Australia adalah salah satu pelopor negara yang mencoba membersihkan media sosial, dan batas usia yang diusulkan akan menjadi salah satu tindakan paling ketat di dunia yang ditujukan untuk anak-anak.
UU yang diusulkan, yang diajukan ke parlemen minggu lalu, juga akan mencakup ketentuan privasi yang kuat yang mengharuskan platform teknologi untuk menghapus informasi verifikasi usia yang dikumpulkan.
Pemerintah sedang mencoba untuk menyetujui undang-undang tersebut minggu ini, sebelum parlemen libur selama sisa tahun ini.
Meta, yang memiliki Facebook dan Instagram, mengatakan dalam pengajuannya bahwa larangan tersebut akan “gagal” dalam bentuknya saat ini karena tidak ada cukup konsultasi dengan para pemangku kepentingan.
“Lebih banyak waktu harus digunakan untuk menyempurnakan RUU ini,” katanya.
TikTok menyuarakan kekhawatiran atas ketentuan privasi – termasuk bahwa ketentuan tersebut tumpang tindih dan bertentangan dengan undang-undang lain – dan terbatasnya waktu untuk berkonsultasi dengan para pemangku kepentingan.
“Pengesahan yang terburu-buru menimbulkan risiko serius dari konsekuensi yang tidak diinginkan lebih lanjut,” kata pengajuan perusahaan tersebut.
Rincian utama tentang bagaimana perusahaan media sosial diharapkan untuk menegakkan larangan tersebut masih belum jelas.
Beberapa perusahaan akan diberikan pengecualian dari larangan tersebut, seperti YouTube, yang mungkin perlu digunakan remaja untuk mengerjakan tugas sekolah atau alasan lainnya.

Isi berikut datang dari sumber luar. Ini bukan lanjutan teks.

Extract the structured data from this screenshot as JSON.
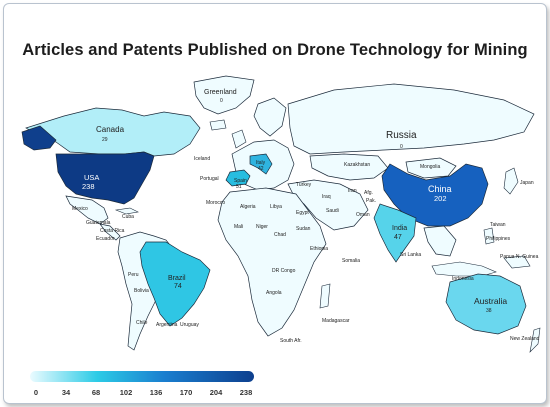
{
  "title": "Articles and Patents Published on Drone Technology for Mining",
  "legend": {
    "ticks": [
      "0",
      "34",
      "68",
      "102",
      "136",
      "170",
      "204",
      "238"
    ],
    "colors": [
      "#eafbff",
      "#2ccbe6",
      "#1a7ecf",
      "#0d3f8e"
    ]
  },
  "regions": [
    {
      "name": "Greenland",
      "value": "0"
    },
    {
      "name": "Canada",
      "value": "29"
    },
    {
      "name": "USA",
      "value": "238"
    },
    {
      "name": "Mexico",
      "value": ""
    },
    {
      "name": "Brazil",
      "value": "74"
    },
    {
      "name": "Russia",
      "value": "0"
    },
    {
      "name": "China",
      "value": "202"
    },
    {
      "name": "India",
      "value": "47"
    },
    {
      "name": "Australia",
      "value": "38"
    },
    {
      "name": "Kazakhstan",
      "value": "0"
    },
    {
      "name": "Mongolia",
      "value": "0"
    },
    {
      "name": "Japan",
      "value": "0"
    },
    {
      "name": "Algeria",
      "value": "0"
    },
    {
      "name": "Libya",
      "value": "0"
    },
    {
      "name": "Egypt",
      "value": "0"
    },
    {
      "name": "Sudan",
      "value": "0"
    },
    {
      "name": "Chad",
      "value": "0"
    },
    {
      "name": "Niger",
      "value": "0"
    },
    {
      "name": "Mali",
      "value": "0"
    },
    {
      "name": "Morocco",
      "value": "0"
    },
    {
      "name": "Ethiopia",
      "value": "0"
    },
    {
      "name": "Somalia",
      "value": "0"
    },
    {
      "name": "DR Congo",
      "value": "0"
    },
    {
      "name": "Angola",
      "value": "0"
    },
    {
      "name": "South Afr.",
      "value": "0"
    },
    {
      "name": "Madagascar",
      "value": "0"
    },
    {
      "name": "Saudi",
      "value": "0"
    },
    {
      "name": "Iran",
      "value": "0"
    },
    {
      "name": "Turkey",
      "value": "0"
    },
    {
      "name": "Iceland",
      "value": "0"
    },
    {
      "name": "Portugal",
      "value": "0"
    },
    {
      "name": "Peru",
      "value": "0"
    },
    {
      "name": "Bolivia",
      "value": "0"
    },
    {
      "name": "Chile",
      "value": "0"
    },
    {
      "name": "Argentina",
      "value": "0"
    },
    {
      "name": "Uruguay",
      "value": "0"
    },
    {
      "name": "Sri Lanka",
      "value": "0"
    },
    {
      "name": "Indonesia",
      "value": "0"
    },
    {
      "name": "Philippines",
      "value": "0"
    },
    {
      "name": "Taiwan",
      "value": "0"
    },
    {
      "name": "Papua N. Guinea",
      "value": "0"
    },
    {
      "name": "New Zealand",
      "value": "0"
    },
    {
      "name": "Cuba",
      "value": "0"
    },
    {
      "name": "Ecuador",
      "value": "0"
    },
    {
      "name": "Guatemala",
      "value": "0"
    },
    {
      "name": "Costa Rica",
      "value": "0"
    },
    {
      "name": "Oman",
      "value": "0"
    },
    {
      "name": "Pak.",
      "value": "0"
    },
    {
      "name": "Afg.",
      "value": "0"
    },
    {
      "name": "Iraq",
      "value": "0"
    },
    {
      "name": "Spain",
      "value": "51"
    },
    {
      "name": "Italy",
      "value": "42"
    }
  ]
}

Platform media sosial yang dulunya digembar-gemborkan sebagai sarana untuk tetap terhubung dan mendapatkan informasi, kini telah ternoda oleh perundungan siber, penyebaran konten ilegal, dan klaim campur tangan pemilu.
Perdana Menteri Australia Anthony Albanese menegaskan pada hari Selasa bahwa “media sosial menyebabkan kerusakan sosial”.
“Media sosial dapat menjadi senjata bagi para perundung, platform untuk tekanan dari teman sebaya, pemicu kecemasan, sarana bagi para penipu, dan yang terburuk, alat bagi para predator daring,” tulisnya dalam sebuah opini.
“Dan karena anak muda Australia yang paling terlibat dengan teknologi ini – anak muda Australia yang paling berisiko.”
Undang-undang tersebut akan memberikan “ketenangan pikiran” bagi keluarga bahwa kesejahteraan dan kesehatan mental anak-anak mereka diprioritaskan, katanya.
Jika undang-undang yang diusulkan disahkan, platform teknologi akan diberikan masa tenggang satu tahun untuk mencari tahu cara menerapkan dan menegakkan larangan tersebut.
Usulan tersebut muncul hanya beberapa bulan sebelum warga Australia pergi ke tempat pemungutan suara dalam pemilihan umum yang harus diadakan pada paruh pertama tahun 2025.